Chaque culture a ainsi son propre répertoire de stéréotypes différemment développés, doublés de système de valeurs qui les valident aux yeux des membres de ces cultures. Les Chinois ont pour thèmes favoris des stéréotypes vecteurs des valeurs suivantes : bonheur, famille, richesse, longévité, enfant, or… ; et les Français : amour, beauté, vie, jeunesse, santé, nature, vacances…
Nous nous proposons ici d’analyser quelques syntagmes figés qui semblent prioritaires dans les deux pays, tels qu’ils apparaissent dans les publicités. Ainsi en Chine, les thèmes du bonheur, de la famille et de 平安/ping an/ la sécurité sont particulièrement fréquents, tandis qu’en France, beaucoup de publicités évoquent la vie, l’amour et la jeunesse.

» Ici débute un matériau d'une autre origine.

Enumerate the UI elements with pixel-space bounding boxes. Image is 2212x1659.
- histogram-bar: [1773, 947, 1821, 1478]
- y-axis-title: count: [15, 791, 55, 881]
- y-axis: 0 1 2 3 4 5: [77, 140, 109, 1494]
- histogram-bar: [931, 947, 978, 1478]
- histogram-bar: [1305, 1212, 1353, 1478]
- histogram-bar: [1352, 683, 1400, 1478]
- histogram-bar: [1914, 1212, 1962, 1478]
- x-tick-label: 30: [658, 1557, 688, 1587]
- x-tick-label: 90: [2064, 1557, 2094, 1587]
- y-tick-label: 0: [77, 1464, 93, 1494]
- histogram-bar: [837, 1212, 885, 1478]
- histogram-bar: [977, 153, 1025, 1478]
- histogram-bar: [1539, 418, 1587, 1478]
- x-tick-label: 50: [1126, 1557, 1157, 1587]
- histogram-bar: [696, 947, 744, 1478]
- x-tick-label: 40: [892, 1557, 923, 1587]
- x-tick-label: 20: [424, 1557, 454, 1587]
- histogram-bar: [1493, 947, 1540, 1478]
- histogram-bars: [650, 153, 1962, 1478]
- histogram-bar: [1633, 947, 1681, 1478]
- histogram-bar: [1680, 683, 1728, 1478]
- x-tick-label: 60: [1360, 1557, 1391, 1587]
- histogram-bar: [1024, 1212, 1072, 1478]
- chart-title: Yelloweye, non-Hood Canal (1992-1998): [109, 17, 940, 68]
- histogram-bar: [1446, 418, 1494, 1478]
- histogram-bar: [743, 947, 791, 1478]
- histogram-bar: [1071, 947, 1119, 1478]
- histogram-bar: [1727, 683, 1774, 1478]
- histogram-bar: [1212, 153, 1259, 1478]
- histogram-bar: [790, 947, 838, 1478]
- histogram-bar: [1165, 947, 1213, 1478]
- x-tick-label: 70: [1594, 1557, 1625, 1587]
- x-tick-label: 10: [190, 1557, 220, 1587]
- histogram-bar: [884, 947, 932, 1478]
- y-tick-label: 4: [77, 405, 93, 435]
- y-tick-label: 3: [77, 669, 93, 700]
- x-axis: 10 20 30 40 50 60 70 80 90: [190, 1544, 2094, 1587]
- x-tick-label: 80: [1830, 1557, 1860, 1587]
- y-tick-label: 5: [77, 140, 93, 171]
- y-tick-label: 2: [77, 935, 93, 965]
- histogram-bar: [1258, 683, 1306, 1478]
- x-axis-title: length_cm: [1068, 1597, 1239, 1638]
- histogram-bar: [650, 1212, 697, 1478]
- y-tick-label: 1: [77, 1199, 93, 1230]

Ce n’est pas pour autant que ces idées sont incompatibles les unes avec les autres : pour les jeunes chinoises, le bonheur est certes à trouver dans la vie de famille, mais aussi dans l’amour, comme en témoigne entre autres la littérature depuis toujours. Il ne faut pas penser non plus que ces valeurs sont figées : de plus en plus de jeunes chinoises pensent que leur réalisation et leur bonheur peuvent se construire dans l’amour, ou en prenant des vacances… ; il en est de même pour les Françaises pour ce qui est de l’importance accordée à la famille, aux enfants… Cela étant dit, nous avons choisi de privilégier les publicités qui, en nombre, convoquent les grandes valeurs traditionnelles dans chacun des deux pays.
G. Rocher, Introduction à la sociologie générale, Tome 1 : « L’action sociale », Paris, Ed. H.M.H., coll. Points n° 13, 1968, p. 111.